Lumbers and Slackers

This week has been a weather rollercoaster of light snow, rain, and sun with freezing temps one day, spring-like temps the next, and snow amounts varying between our home near town and the trails out in the country before finally melting.

Despite these minor curveballs, I continued to hike on through the woods like the lumbering oaf I am, and got my weekly 30-mile goal after a quick sunrise hike on Sunday morning before Tottenham played.

The pics today are from over the past week. I threw in a phone pic of Lola looking like extra chunk in her Holiday sweater and my new food obsession– the crispy air-fried chicken breast sandwich, because why not.

Later.


THE SOILED SOUNDS TRACK OF THE POST

This isn’t so much a recommendation as it is a bit of an essay/long-winded thought.

I’m sure you can tell from my writings that I was a shit student.
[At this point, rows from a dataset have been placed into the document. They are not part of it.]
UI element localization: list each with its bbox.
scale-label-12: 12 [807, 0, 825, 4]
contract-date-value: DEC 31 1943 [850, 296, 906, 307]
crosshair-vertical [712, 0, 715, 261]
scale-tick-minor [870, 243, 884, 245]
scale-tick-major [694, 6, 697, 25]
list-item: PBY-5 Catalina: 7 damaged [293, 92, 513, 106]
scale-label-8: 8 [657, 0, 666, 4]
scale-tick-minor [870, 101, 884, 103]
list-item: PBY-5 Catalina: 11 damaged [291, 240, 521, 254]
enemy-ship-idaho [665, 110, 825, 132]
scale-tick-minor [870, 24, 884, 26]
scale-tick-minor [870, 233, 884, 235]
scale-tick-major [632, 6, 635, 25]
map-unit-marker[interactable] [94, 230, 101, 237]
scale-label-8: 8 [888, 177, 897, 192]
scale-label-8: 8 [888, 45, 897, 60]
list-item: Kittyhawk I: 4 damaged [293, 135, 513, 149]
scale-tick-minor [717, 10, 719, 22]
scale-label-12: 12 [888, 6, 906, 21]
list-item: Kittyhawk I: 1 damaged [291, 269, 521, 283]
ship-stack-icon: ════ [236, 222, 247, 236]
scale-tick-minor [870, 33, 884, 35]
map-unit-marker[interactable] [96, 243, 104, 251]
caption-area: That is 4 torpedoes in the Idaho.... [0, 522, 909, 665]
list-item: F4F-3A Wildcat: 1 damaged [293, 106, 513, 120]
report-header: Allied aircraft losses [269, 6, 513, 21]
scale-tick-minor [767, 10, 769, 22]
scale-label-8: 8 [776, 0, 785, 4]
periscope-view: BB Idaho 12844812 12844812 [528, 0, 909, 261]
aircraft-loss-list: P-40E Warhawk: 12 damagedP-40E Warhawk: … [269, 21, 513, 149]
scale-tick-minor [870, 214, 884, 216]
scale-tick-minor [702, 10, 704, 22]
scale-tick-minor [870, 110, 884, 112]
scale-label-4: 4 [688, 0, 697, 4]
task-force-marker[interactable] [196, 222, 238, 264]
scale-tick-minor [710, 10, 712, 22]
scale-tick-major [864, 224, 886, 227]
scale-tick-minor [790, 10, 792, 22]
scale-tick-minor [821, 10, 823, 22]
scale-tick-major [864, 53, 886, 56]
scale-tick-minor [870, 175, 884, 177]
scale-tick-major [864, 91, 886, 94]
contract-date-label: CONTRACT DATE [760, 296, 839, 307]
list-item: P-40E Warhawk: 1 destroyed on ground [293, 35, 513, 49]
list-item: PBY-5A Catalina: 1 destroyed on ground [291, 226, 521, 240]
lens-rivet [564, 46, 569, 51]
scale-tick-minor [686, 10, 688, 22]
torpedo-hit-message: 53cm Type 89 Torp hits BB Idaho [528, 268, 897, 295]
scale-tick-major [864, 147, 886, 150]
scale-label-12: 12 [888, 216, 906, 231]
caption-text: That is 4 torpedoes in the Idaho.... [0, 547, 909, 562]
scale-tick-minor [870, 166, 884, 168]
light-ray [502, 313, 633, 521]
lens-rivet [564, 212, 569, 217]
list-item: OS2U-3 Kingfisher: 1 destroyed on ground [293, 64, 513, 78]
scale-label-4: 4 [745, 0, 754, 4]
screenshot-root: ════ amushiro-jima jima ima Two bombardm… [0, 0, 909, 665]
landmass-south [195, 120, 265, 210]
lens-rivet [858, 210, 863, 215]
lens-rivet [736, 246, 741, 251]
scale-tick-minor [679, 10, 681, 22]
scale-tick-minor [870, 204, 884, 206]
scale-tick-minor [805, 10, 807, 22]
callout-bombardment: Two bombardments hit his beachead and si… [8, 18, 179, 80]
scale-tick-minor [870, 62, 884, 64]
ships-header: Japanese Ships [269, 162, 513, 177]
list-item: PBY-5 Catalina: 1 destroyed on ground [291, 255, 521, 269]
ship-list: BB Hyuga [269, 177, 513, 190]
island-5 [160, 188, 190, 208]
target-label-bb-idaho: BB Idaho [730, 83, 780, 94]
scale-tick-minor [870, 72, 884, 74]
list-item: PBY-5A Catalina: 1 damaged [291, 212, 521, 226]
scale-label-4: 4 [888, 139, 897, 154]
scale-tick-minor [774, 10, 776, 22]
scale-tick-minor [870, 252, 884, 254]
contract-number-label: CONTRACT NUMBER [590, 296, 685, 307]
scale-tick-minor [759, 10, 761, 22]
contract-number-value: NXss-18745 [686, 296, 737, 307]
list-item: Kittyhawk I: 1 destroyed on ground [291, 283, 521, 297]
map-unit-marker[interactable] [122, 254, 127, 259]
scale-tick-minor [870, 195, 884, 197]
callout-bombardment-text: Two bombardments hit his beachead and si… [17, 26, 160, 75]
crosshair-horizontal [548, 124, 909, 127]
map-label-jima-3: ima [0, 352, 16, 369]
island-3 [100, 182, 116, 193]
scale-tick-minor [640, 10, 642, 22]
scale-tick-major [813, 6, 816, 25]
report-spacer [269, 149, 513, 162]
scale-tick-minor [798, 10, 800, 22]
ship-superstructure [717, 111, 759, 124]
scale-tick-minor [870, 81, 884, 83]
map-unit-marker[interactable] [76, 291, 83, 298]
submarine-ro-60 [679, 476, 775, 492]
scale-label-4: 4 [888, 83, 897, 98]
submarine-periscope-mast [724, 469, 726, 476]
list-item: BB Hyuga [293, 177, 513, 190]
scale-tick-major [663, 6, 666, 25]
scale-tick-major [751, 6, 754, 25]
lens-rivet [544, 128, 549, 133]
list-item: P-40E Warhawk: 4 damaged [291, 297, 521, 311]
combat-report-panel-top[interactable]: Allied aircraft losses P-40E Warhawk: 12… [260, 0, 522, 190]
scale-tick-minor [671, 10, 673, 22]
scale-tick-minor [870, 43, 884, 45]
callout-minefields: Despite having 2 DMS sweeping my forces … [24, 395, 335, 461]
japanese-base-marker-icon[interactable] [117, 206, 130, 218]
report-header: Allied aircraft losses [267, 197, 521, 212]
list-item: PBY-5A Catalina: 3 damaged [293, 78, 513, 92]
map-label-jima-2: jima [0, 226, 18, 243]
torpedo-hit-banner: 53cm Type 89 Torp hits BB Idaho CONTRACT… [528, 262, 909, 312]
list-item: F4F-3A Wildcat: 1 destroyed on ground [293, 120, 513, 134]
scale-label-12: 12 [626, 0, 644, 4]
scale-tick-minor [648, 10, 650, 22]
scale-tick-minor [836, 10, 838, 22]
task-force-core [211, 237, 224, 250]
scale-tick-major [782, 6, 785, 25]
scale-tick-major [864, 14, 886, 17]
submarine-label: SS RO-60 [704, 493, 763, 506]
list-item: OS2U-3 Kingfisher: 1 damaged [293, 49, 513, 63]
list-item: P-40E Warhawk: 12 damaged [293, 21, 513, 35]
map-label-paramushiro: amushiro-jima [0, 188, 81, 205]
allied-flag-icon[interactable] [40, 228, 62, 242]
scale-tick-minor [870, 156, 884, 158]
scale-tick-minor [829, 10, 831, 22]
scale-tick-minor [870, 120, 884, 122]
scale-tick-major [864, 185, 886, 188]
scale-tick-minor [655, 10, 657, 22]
I have no doubt that I had/have a twist of ADHD, depression, and Dog knows what else, but going to high school in the late 80s meant that the guidance counselor was less of a counselor and more of a gym teacher/JV basketball coach with nothing to do with support other than passing out jockstraps.

I was uninterested in anything but getting a laugh from friends, listening to music, and art, all while trying to make it through the day without someone making fun of the obese body I was hiding under the multiple t-shirts and button down I wore as layers of “protection” from random dudes grabbing my rolls and loudly humiliating me as I walked down halls of the small, piss poor Catholic “Christian” school I went to. 

School offered me nothing but art class and emotional pain, but the music I was listening to offered everything, and I look back, knowing that the bulk of my “education” came through music.

Prog-rock Rush and mid-80s metal from bands like Iron Maiden turned me on to history and books I never would have never thought about reading, and since my grades weren’t good enough for any real high school literature class, I took my recommendations via songs written by Neil Peart or Steve Harris.

Then, as I evolved from metal to alternative, punk, and indie rock bands, the songs gifted me the knowledge of racial and political issues, directors, films, poets, and playwrights; hard to imagine that a straight white male from a small town in Western PA, with a shit education, could find himself giggling out loud while reading the plays of Oscar Wilde because the singer of his favorite band at the time adored him. 

Other people are quite dreadful.
The only possible society is oneself.
  ― Oscar Wilde, An Ideal Husband

And 35+ years later, I still find myself giggling at lines in those plays! I also still find myself driving alone, singing “la, la, la, I’m a girl, and you’re a boy,” as if it’s the most normal thing in the world (It is, at least I hope).

Much of the music I dug was also shared among the group of kids I hung with in high school, a gang that included a gay kid (one of my best friends in high school and not out at the time; it was too difficult in the late 80s. I would pass my driver’s ed test in his parent’s car just because we were bored.); a kid that walked down the stairs sideways, was obsessed with porn and thought olives would make his dick bigger, a golf-obsessed Mötley Crüe fan, a lesbian (also not out at the time and a future usher at our wedding), and a handful of other creatives, metal heads, oddballs, and stoners.1

This gang helped me to become more open and accepting of people who were “different” because they were more accepting of me. While we never talked about it, there was no doubt that we shared similar bonds of anxiety and pain, and along with that, we shared similar tastes in music, although Craig never did get me to like Cher!

I look back at my formal education with little to no joy, but if I take a minute to think about the self-anointed “slackers” that I sat in the back of the lunch room talking about music and goofing off with, I am hard-pressed to think of an ill-word that was ever said about my weight or appearance. 

It’s also easy for me to see that I learned more and was motivated to read more, from hearing Morrissey sing songs about Keats, Yeats, Wilde, and dreaded sunny days, or Bruce Dickenson belting out The Rime of the Ancient Mariner, than I ever was a from a classroom.

This is all why, even as a middle-class white dude living in a cul-de -sac, I will always have a beef with “the man,” and have the backs of true, unmanufactured creatives and oddballs. And of course, I will always keep pursuing a “new favorite song,” and always keep expanding what mind I do have with new music and learning from it; it’s really all I know.


NOTE: I would like to add a few years after graduation, I reconnected with some old high school classmates, some smart ones I DIDN’T hang out with but were always friendly, and we became very good friends. Through those friendships, I was introduced to the woman who is now my wife of 26 years and counting, and also a woman who thankfully did NOT rely on music for her education!! The world is a funny old place when it’s not burning like a dumpster fire.

 

  1. They also welcomed me back after I flirted with popularity after playing (and hating) throwball football my sophomore year, a move that only further proved the gulf between what a popular kid and a slacker could get away with is vast. No thanks.